RPA(Robotic Process Automation)を導入することで、定型業務の自動化を期待できます。一方でRPAを活用し続けるためには運用保守業務が欠かせません。
運用保守を怠ったばかりに、予期せぬトラブルにあう場合もありますので、注意しましょう。
当記事では、RPAの運用保守で実施すべき事項、運用保守業務のポイント、必要な費用をご紹介します。
RPAの運用保守業務とは?
RPAツールの運用保守業務は、RPAボットが安定して効率的に動作し続けるための活動です。
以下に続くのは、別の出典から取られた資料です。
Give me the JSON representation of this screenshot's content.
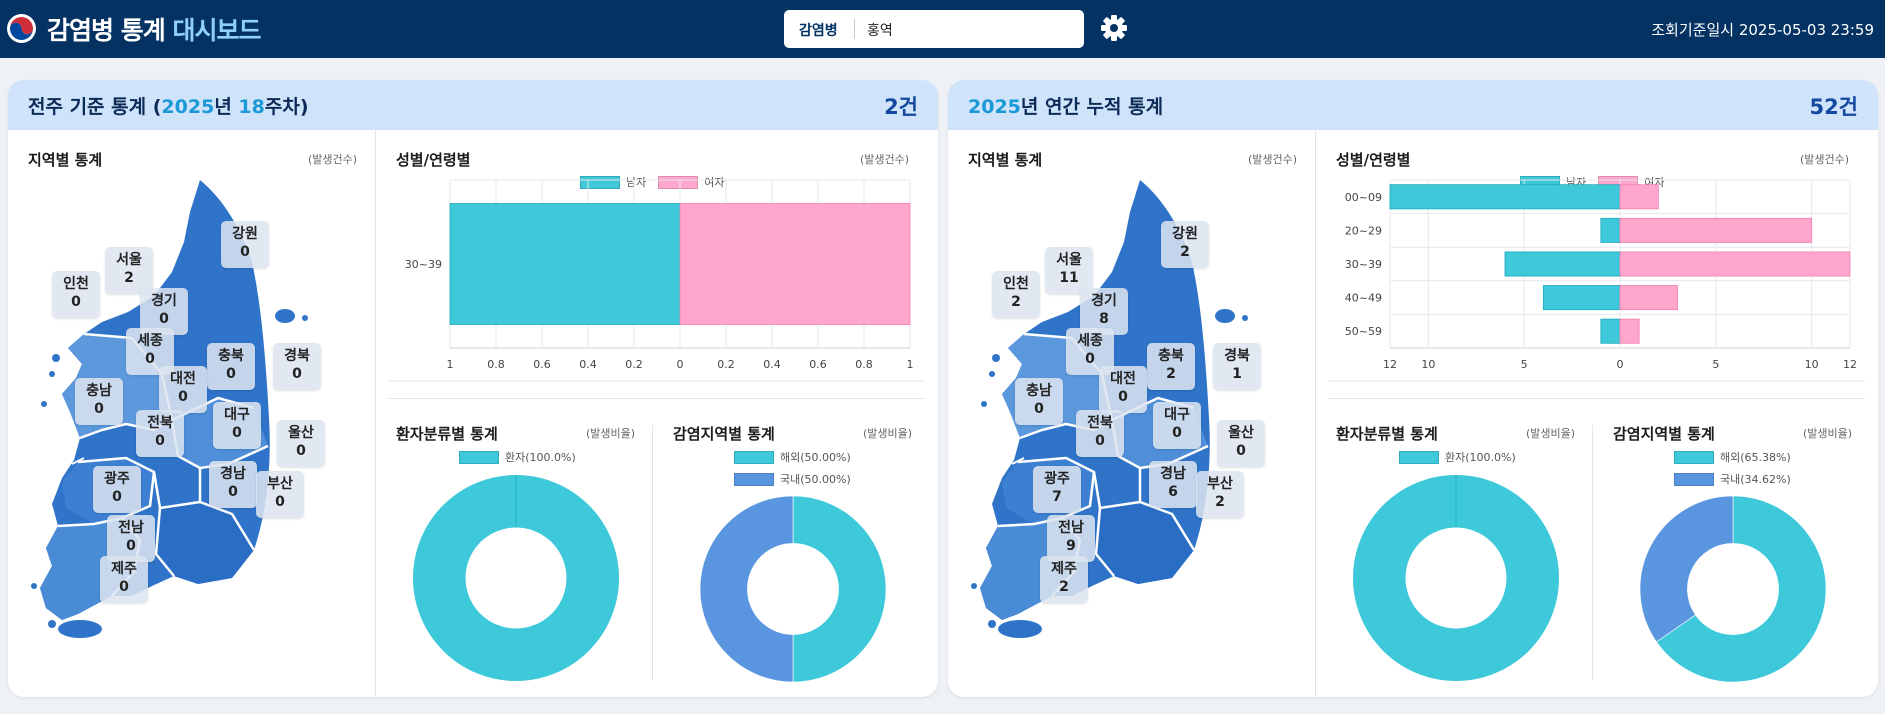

システムのアップデートや修正、パフォーマンスのモニタリング、ドキュメントの管理、スタッフの研修が含まれます。
運用保守業務を怠ると、ボットのエラーや故障が増え、ビジネスプロセスの自動化が妨げられ、セキュリティリスクが高まる可能性があるため注意ください。
適切な運用保守業務により、RPAツールの効果を維持し、ビジネスの成長を支援することができるでしょう。
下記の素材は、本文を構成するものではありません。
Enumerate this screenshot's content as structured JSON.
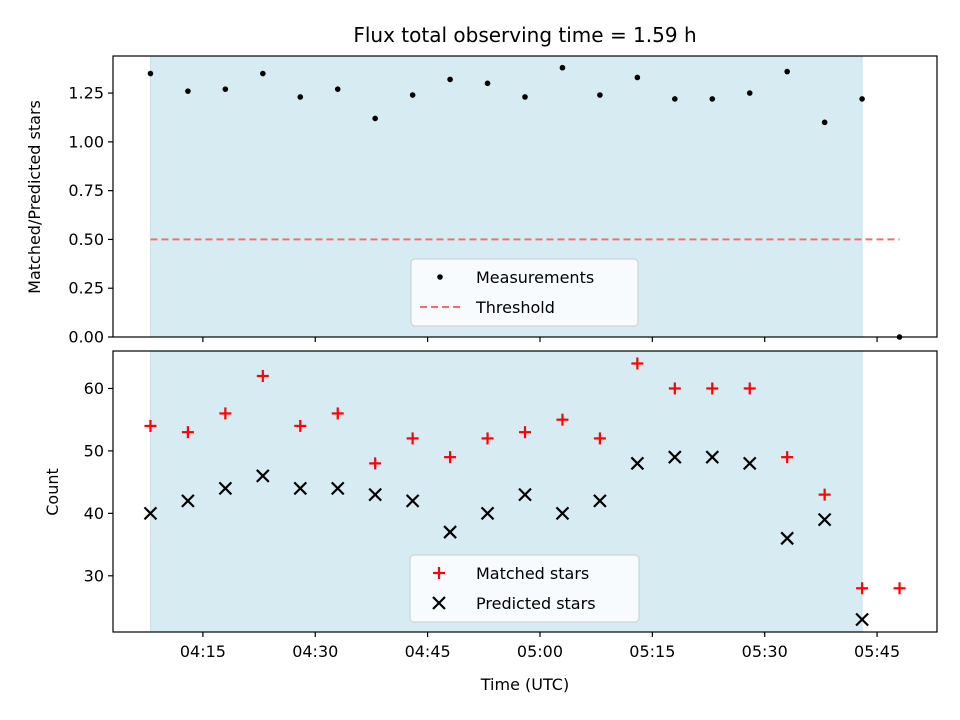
{
  "chart_data": [
    {
      "type": "scatter",
      "panel": "top",
      "title": "Flux total observing time = 1.59 h",
      "ylabel": "Matched/Predicted stars",
      "ylim": [
        0,
        1.44
      ],
      "yticks": [
        0.0,
        0.25,
        0.5,
        0.75,
        1.0,
        1.25
      ],
      "ytick_labels": [
        "0.00",
        "0.25",
        "0.50",
        "0.75",
        "1.00",
        "1.25"
      ],
      "shaded_span": {
        "from": "04:08",
        "to": "05:43",
        "color": "#add8e6",
        "alpha": 0.5
      },
      "series": [
        {
          "name": "Measurements",
          "marker": "dot",
          "color": "#000000",
          "points": [
            {
              "x": "04:08",
              "y": 1.35
            },
            {
              "x": "04:13",
              "y": 1.26
            },
            {
              "x": "04:18",
              "y": 1.27
            },
            {
              "x": "04:23",
              "y": 1.35
            },
            {
              "x": "04:28",
              "y": 1.23
            },
            {
              "x": "04:33",
              "y": 1.27
            },
            {
              "x": "04:38",
              "y": 1.12
            },
            {
              "x": "04:43",
              "y": 1.24
            },
            {
              "x": "04:48",
              "y": 1.32
            },
            {
              "x": "04:53",
              "y": 1.3
            },
            {
              "x": "04:58",
              "y": 1.23
            },
            {
              "x": "05:03",
              "y": 1.38
            },
            {
              "x": "05:08",
              "y": 1.24
            },
            {
              "x": "05:13",
              "y": 1.33
            },
            {
              "x": "05:18",
              "y": 1.22
            },
            {
              "x": "05:23",
              "y": 1.22
            },
            {
              "x": "05:28",
              "y": 1.25
            },
            {
              "x": "05:33",
              "y": 1.36
            },
            {
              "x": "05:38",
              "y": 1.1
            },
            {
              "x": "05:43",
              "y": 1.22
            },
            {
              "x": "05:48",
              "y": 0.0
            }
          ]
        },
        {
          "name": "Threshold",
          "marker": "dashed-line",
          "color": "#ff6b6b",
          "y": 0.5,
          "x_range": [
            "04:08",
            "05:48"
          ]
        }
      ],
      "legend_position": "lower center"
    },
    {
      "type": "scatter",
      "panel": "bottom",
      "xlabel": "Time (UTC)",
      "ylabel": "Count",
      "ylim": [
        21,
        66
      ],
      "yticks": [
        30,
        40,
        50,
        60
      ],
      "ytick_labels": [
        "30",
        "40",
        "50",
        "60"
      ],
      "xticks": [
        "04:15",
        "04:30",
        "04:45",
        "05:00",
        "05:15",
        "05:30",
        "05:45"
      ],
      "xlim": [
        "04:03",
        "05:53"
      ],
      "shaded_span": {
        "from": "04:08",
        "to": "05:43",
        "color": "#add8e6",
        "alpha": 0.5
      },
      "series": [
        {
          "name": "Matched stars",
          "marker": "plus",
          "color": "#ff0000",
          "points": [
            {
              "x": "04:08",
              "y": 54
            },
            {
              "x": "04:13",
              "y": 53
            },
            {
              "x": "04:18",
              "y": 56
            },
            {
              "x": "04:23",
              "y": 62
            },
            {
              "x": "04:28",
              "y": 54
            },
            {
              "x": "04:33",
              "y": 56
            },
            {
              "x": "04:38",
              "y": 48
            },
            {
              "x": "04:43",
              "y": 52
            },
            {
              "x": "04:48",
              "y": 49
            },
            {
              "x": "04:53",
              "y": 52
            },
            {
              "x": "04:58",
              "y": 53
            },
            {
              "x": "05:03",
              "y": 55
            },
            {
              "x": "05:08",
              "y": 52
            },
            {
              "x": "05:13",
              "y": 64
            },
            {
              "x": "05:18",
              "y": 60
            },
            {
              "x": "05:23",
              "y": 60
            },
            {
              "x": "05:28",
              "y": 60
            },
            {
              "x": "05:33",
              "y": 49
            },
            {
              "x": "05:38",
              "y": 43
            },
            {
              "x": "05:43",
              "y": 28
            },
            {
              "x": "05:48",
              "y": 28
            }
          ]
        },
        {
          "name": "Predicted stars",
          "marker": "x",
          "color": "#000000",
          "points": [
            {
              "x": "04:08",
              "y": 40
            },
            {
              "x": "04:13",
              "y": 42
            },
            {
              "x": "04:18",
              "y": 44
            },
            {
              "x": "04:23",
              "y": 46
            },
            {
              "x": "04:28",
              "y": 44
            },
            {
              "x": "04:33",
              "y": 44
            },
            {
              "x": "04:38",
              "y": 43
            },
            {
              "x": "04:43",
              "y": 42
            },
            {
              "x": "04:48",
              "y": 37
            },
            {
              "x": "04:53",
              "y": 40
            },
            {
              "x": "04:58",
              "y": 43
            },
            {
              "x": "05:03",
              "y": 40
            },
            {
              "x": "05:08",
              "y": 42
            },
            {
              "x": "05:13",
              "y": 48
            },
            {
              "x": "05:18",
              "y": 49
            },
            {
              "x": "05:23",
              "y": 49
            },
            {
              "x": "05:28",
              "y": 48
            },
            {
              "x": "05:33",
              "y": 36
            },
            {
              "x": "05:38",
              "y": 39
            },
            {
              "x": "05:43",
              "y": 23
            }
          ]
        }
      ],
      "legend_position": "lower center"
    }
  ]
}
RPAツールの運用保守業務で具体的に行うべきことは?
RPAツールの運用保守業務で実施すべき代表的な事項は以下の通りです。
- 実施すべき業務①:定期メンテナンス業務
- 実施すべき業務②:継続的なモニタリング業務
- 実施すべき業務③:ドキュメント更新と管理業務
実施すべき業務①:定期メンテナンス業務
RPAツールを継続的に利用していると以下いずれかのトラブルにあう場合があります。
- ハードウェア
- ソフトウェア
ハードウェアを起因としたトラブルであれば、パソコンの性能不足や故障が疑われるでしょう。一方、ソフトウェア起因トラブルであれば、アップデート対応やサポート問い合わせが必要です。
いずれにしろ、RPAボットの可用性を高めるために定期的なメンテナンスが必要になります。
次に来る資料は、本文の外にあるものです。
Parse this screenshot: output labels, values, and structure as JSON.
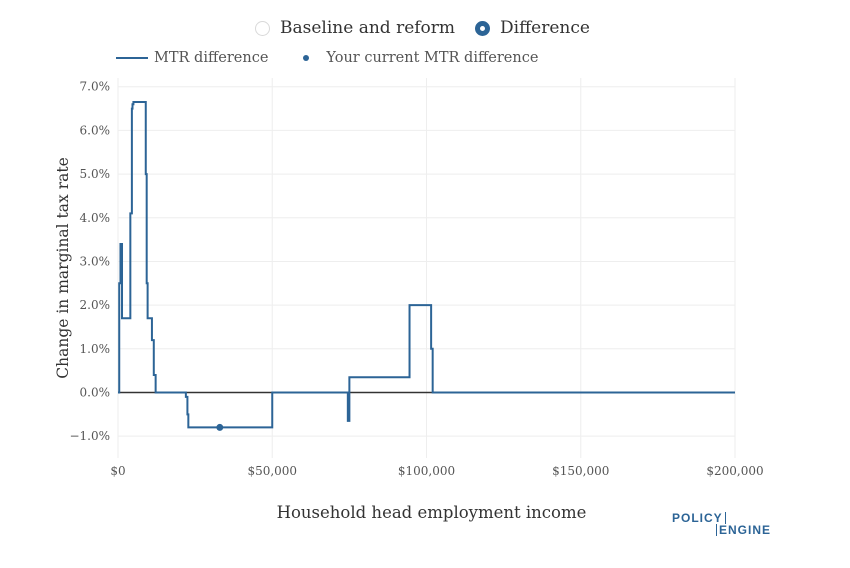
{
  "toggle": {
    "options": [
      {
        "label": "Baseline and reform",
        "selected": false
      },
      {
        "label": "Difference",
        "selected": true
      }
    ]
  },
  "legend": {
    "line_label": "MTR difference",
    "dot_label": "Your current MTR difference"
  },
  "logo": {
    "line1": "POLICY",
    "line2": "ENGINE"
  },
  "colors": {
    "series": "#2c6496",
    "zero_line": "#333333",
    "grid": "#eeeeee"
  },
  "chart_data": {
    "type": "line",
    "line_shape": "step",
    "xlabel": "Household head employment income",
    "ylabel": "Change in marginal tax rate",
    "xlim": [
      0,
      200000
    ],
    "ylim": [
      -0.015,
      0.072
    ],
    "x_ticks": [
      0,
      50000,
      100000,
      150000,
      200000
    ],
    "x_tick_labels": [
      "$0",
      "$50,000",
      "$100,000",
      "$150,000",
      "$200,000"
    ],
    "y_ticks": [
      -0.01,
      0,
      0.01,
      0.02,
      0.03,
      0.04,
      0.05,
      0.06,
      0.07
    ],
    "y_tick_labels": [
      "−1.0%",
      "0.0%",
      "1.0%",
      "2.0%",
      "3.0%",
      "4.0%",
      "5.0%",
      "6.0%",
      "7.0%"
    ],
    "grid": true,
    "zero_line": true,
    "series": [
      {
        "name": "MTR difference",
        "x": [
          0,
          400,
          800,
          1300,
          4000,
          4500,
          4700,
          5000,
          9000,
          9300,
          9600,
          10000,
          11000,
          11600,
          12200,
          12700,
          13000,
          22000,
          22500,
          22800,
          23400,
          49000,
          50000,
          74500,
          75000,
          75300,
          94500,
          101500,
          102000,
          102500,
          200000
        ],
        "y": [
          0,
          0.025,
          0.034,
          0.017,
          0.041,
          0.065,
          0.066,
          0.0665,
          0.05,
          0.025,
          0.017,
          0.017,
          0.012,
          0.004,
          0,
          0,
          0,
          -0.001,
          -0.005,
          -0.008,
          -0.008,
          -0.008,
          0,
          -0.0065,
          0.0035,
          0.0035,
          0.02,
          0.01,
          0,
          0,
          0
        ]
      },
      {
        "name": "Your current MTR difference",
        "x": [
          33000
        ],
        "y": [
          -0.008
        ]
      }
    ]
  }
}
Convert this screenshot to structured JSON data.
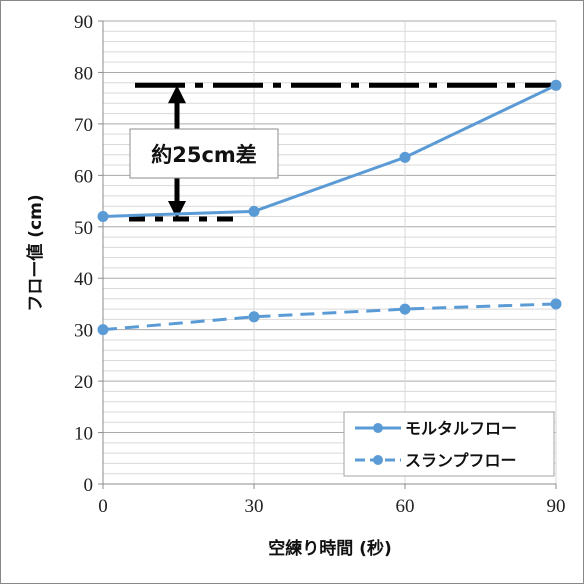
{
  "chart_data": {
    "type": "line",
    "title": "",
    "xlabel": "空練り時間 (秒)",
    "ylabel": "フロー値 (cm)",
    "x": [
      0,
      30,
      60,
      90
    ],
    "xlim": [
      0,
      90
    ],
    "ylim": [
      0,
      90
    ],
    "xticks": [
      "0",
      "30",
      "60",
      "90"
    ],
    "yticks": [
      "0",
      "10",
      "20",
      "30",
      "40",
      "50",
      "60",
      "70",
      "80",
      "90"
    ],
    "grid": "horizontal major and minor",
    "legend_position": "bottom-right",
    "colors": {
      "series": "#5b9bd5",
      "annotation": "#000000",
      "grid_major": "#aaaaaa",
      "grid_minor": "#d9d9d9"
    },
    "series": [
      {
        "name": "モルタルフロー",
        "values": [
          52,
          53,
          63.5,
          77.5
        ],
        "line_style": "solid"
      },
      {
        "name": "スランプフロー",
        "values": [
          30,
          32.5,
          34,
          35
        ],
        "line_style": "dashed"
      }
    ],
    "annotation": {
      "text": "約25cm差",
      "upper_level": 77.5,
      "lower_level": 51.5,
      "line_style": "dash-dot"
    }
  }
}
定期メンテナンスを実施していたとしても、エラーが生じる場合はもちろんあるでしょう。
エラーが生じた際には、ボットの実行ログを分析し、エラーやバグを修正したうえで、再発防止策を継続的に実施していく点が求められています。
実施すべき業務②:継続的なモニタリング業務
ボットの動作中に発生するエラーや異常を検知し、迅速に対応する体制を整えましょう。そのうえで、稼働状況や処理速度をリアルタイムで監視し、パフォーマンスの低下や異常を早期に検出できるようにする必要があります。
監視対象として一般的に以下があります。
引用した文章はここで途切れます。